The LP print service provides filter programs in the /usr/lib/lp/postscript directory. These filters cover most PostScript printing situations, where the destination printer requires the data to be in PostScript format. A print filter program must be a binary executable file.
There are two types of print filters: fast filters and slow filters.
Fast filters do not require much processing time to prepare a file for printing. They must have access to the printer when they run. To be capable of detecting printer faults, a print filter must be a fast filter. Any filter that uses the PRINTER keyword as a filter option must be installed as a fast filter.
Slow filters require a great deal of processing time to prepare a file for printing. They do not require access to the printer when they run. Slow filters are run in the background so they do not tie up the printer, allowing other files that do not need slow filtering to be printed.
The LP print service uses print filters to convert files from one content type to another content type. You can specify the accepted file content types for each printer. The user specifies the file content type when submitting a print request. Then, the LP print service finds a printer that can print files of that content type. Because many applications can generate files for various printers, this method is often sufficient. However, some applications can generate files that cannot be printed on any available printers.
Each time the LP print service receives a request to print a type of file that is in a format that cannot be accepted directly by a printer, the LP print service tries to match the content type of the print request with the content type of the available (or specified) printer. If there is a match, the file can be sent directly to the printer without filtering. If no match is found, or if the content type specifies that a filter be used, the LP print service tries to match the content type of the file with the input content type of available filters. In addition, the LP print service tries to match the output type of the filter with the content type of the printer. When an appropriate filter is found, the print request is passed through the filter.
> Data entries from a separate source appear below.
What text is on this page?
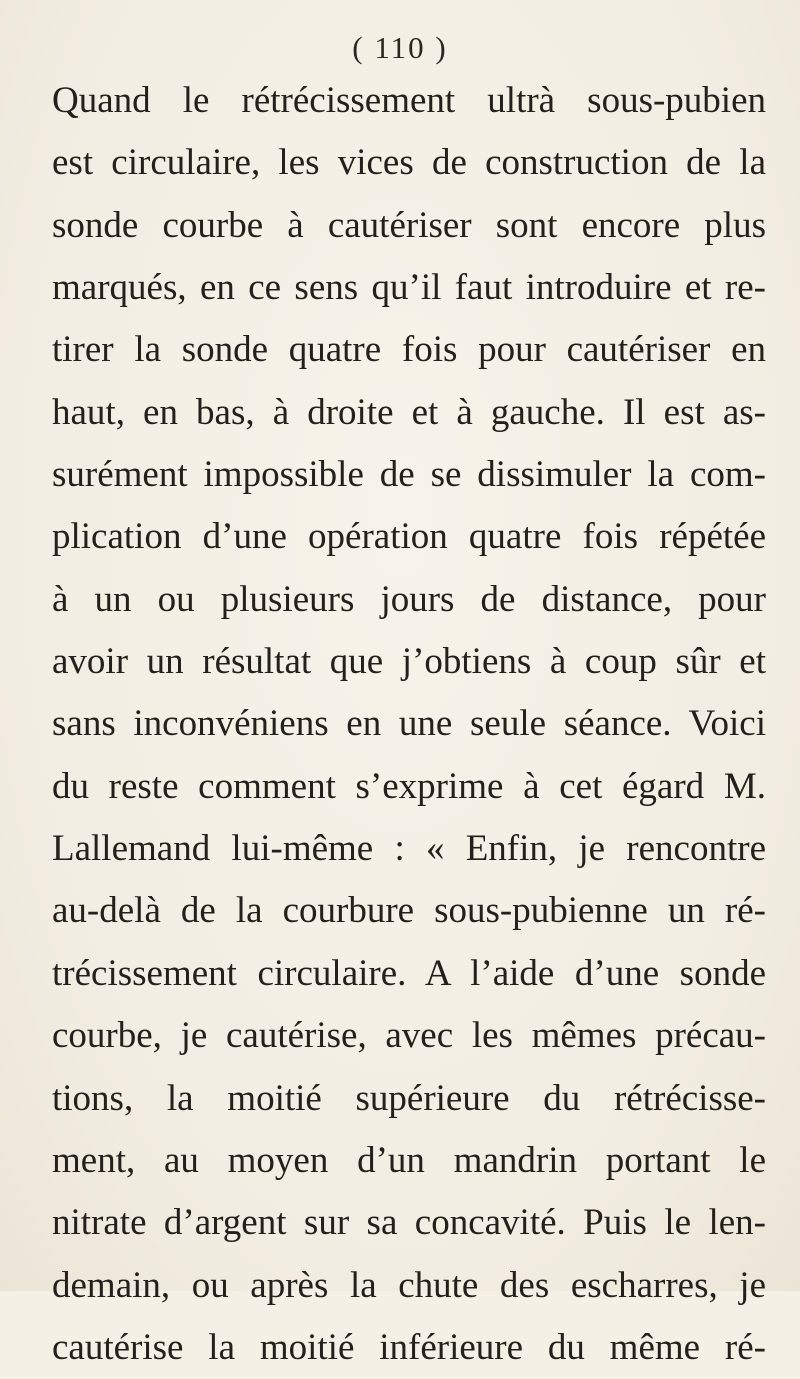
( 110 )
Quand le rétrécissement ultrà sous-pubien
est circulaire, les vices de construction de la
sonde courbe à cautériser sont encore plus
marqués, en ce sens qu’il faut introduire et re-
tirer la sonde quatre fois pour cautériser en
haut, en bas, à droite et à gauche. Il est as-
surément impossible de se dissimuler la com-
plication d’une opération quatre fois répétée
à un ou plusieurs jours de distance, pour
avoir un résultat que j’obtiens à coup sûr et
sans inconvéniens en une seule séance. Voici
du reste comment s’exprime à cet égard M.
Lallemand lui-même : « Enfin, je rencontre
au-delà de la courbure sous-pubienne un ré-
trécissement circulaire. A l’aide d’une sonde
courbe, je cautérise, avec les mêmes précau-
tions, la moitié supérieure du rétrécisse-
ment, au moyen d’un mandrin portant le
nitrate d’argent sur sa concavité. Puis le len-
demain, ou après la chute des escharres, je
cautérise la moitié inférieure du même ré-
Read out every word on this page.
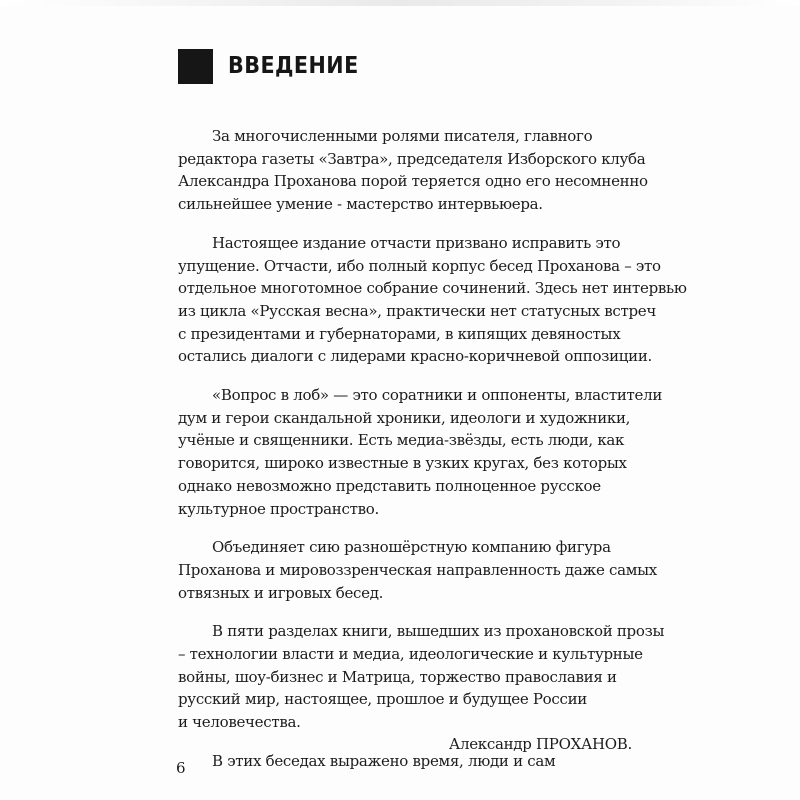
ВВЕДЕНИЕ

За многочисленными ролями писателя, главного
редактора газеты «Завтра», председателя Изборского клуба
Александра Проханова порой теряется одно его несомненно
сильнейшее умение - мастерство интервьюера.

Настоящее издание отчасти призвано исправить это
упущение. Отчасти, ибо полный корпус бесед Проханова – это
отдельное многотомное собрание сочинений. Здесь нет интервью
из цикла «Русская весна», практически нет статусных встреч
с президентами и губернаторами, в кипящих девяностых
остались диалоги с лидерами красно-коричневой оппозиции.

«Вопрос в лоб» — это соратники и оппоненты, властители
дум и герои скандальной хроники, идеологи и художники,
учёные и священники. Есть медиа-звёзды, есть люди, как
говорится, широко известные в узких кругах, без которых
однако невозможно представить полноценное русское
культурное пространство.

Объединяет сию разношёрстную компанию фигура
Проханова и мировоззренческая направленность даже самых
отвязных и игровых бесед.

В пяти разделах книги, вышедших из прохановской прозы
– технологии власти и медиа, идеологические и культурные
войны, шоу-бизнес и Матрица, торжество православия и
русский мир, настоящее, прошлое и будущее России
и человечества.

В этих беседах выражено время, люди и сам

Александр ПРОХАНОВ.
6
A print filter handles special printing modes and requests to print specific pages. A special printing mode is needed to print any characteristics of print requests that require a customized filter.
Filters handle the following characteristics:
Pages to print
Number of copies
The LP print service provides default settings for these characteristics. However, a print filter can handle some characteristics more efficiently. For example, some printers can handle multiple copies more efficiently than the LP print service. So, in this case, you can provide a filter for multiple-copy page control.
Each printer has its own way of detecting printer faults and transmitting fault signals to the LP print service. The LP print service only checks for hang-ups (loss of carrier) and excessive delays in printing.
Some printers provide good fault coverage and can send a message that describes the reason for a fault. Other printers indicate a fault by using signals other than the signals for loss of carrier signal or shut off of data flow. A filter is required to interpret this additional printer fault information.
A filter can also put a print request on hold, wait for a printer fault to clear, and then resume printing. With this capability, the print request that was interrupted does not need to be reprinted in its entirety. Only a filter that knows the control sequences used by a printer can determine where to break a file into pages. Consequently, only such a filter can find the place in the file where printing should start after a fault is cleared.
When a print filter generates messages, those messages are handled by the LP print service. If alerts are enabled, the LP print service sends alerts to the system administrator. For further information, see Setting Up Printer Fault Alerts by Using LP Print Commands.
A print filter can be simple or complex, but it has to meet the following requirements:
The filter should get the contents of a file from its standard input and send the converted file to the standard output.
A program cannot be used as a filter if it references external files. You might be tempted to use a program such astroff, nroff, or a similar word processing program as a filter. The LP print service does not recognize references to other files, known as include files, from a filter program. Because troff and nroff programs allow include files, they can fail when used as filters. If the program needs other files to complete its processing. The program t should not be used as a filter.
The filter should not depend on files that normally would not be accessible to a user. If a filter fails when run directly by a user, it will fail when run by the LP print service.
A slow filter can send messages about errors in the file to standard error. a fast filter should not. Error messages from a slow filter are collected and sent to the user who submitted the print request.
If a slow filter dies because it received a signal, the print request is stopped and the user who submitted the request is notified. Likewise, if a slow filter exits with a nonzero exit code, the print request is stopped and the user is notified. The exit codes from fast filters are treated differently.
If you want the filter to detect printer faults, it should also meet the following requirements:
If possible, the filter should wait for a fault to be cleared before exiting. The filter should also continue to print at the top of the page where printing stopped after the fault is cleared. If you do not want use the continuation feature, the LP print service stops the filter before alerting the administrator.
The filter should send printer fault messages to its standard error as soon as the fault is recognized. The filter does not have to exit, but can wait for the fault to be cleared.
The filter should not send messages about errors in the file to standard error. These messages should be included in the standard output, where they can be read by the user.
The filter should exit with a zero exit code if the file is finished printing (even if errors in the file have prevented it from being printed correctly).
The filter should exit with a nonzero exit code, only if a printer fault has prevented the filter from finishing a print request.
When added to the filter table, the filter must be added as a fast filter.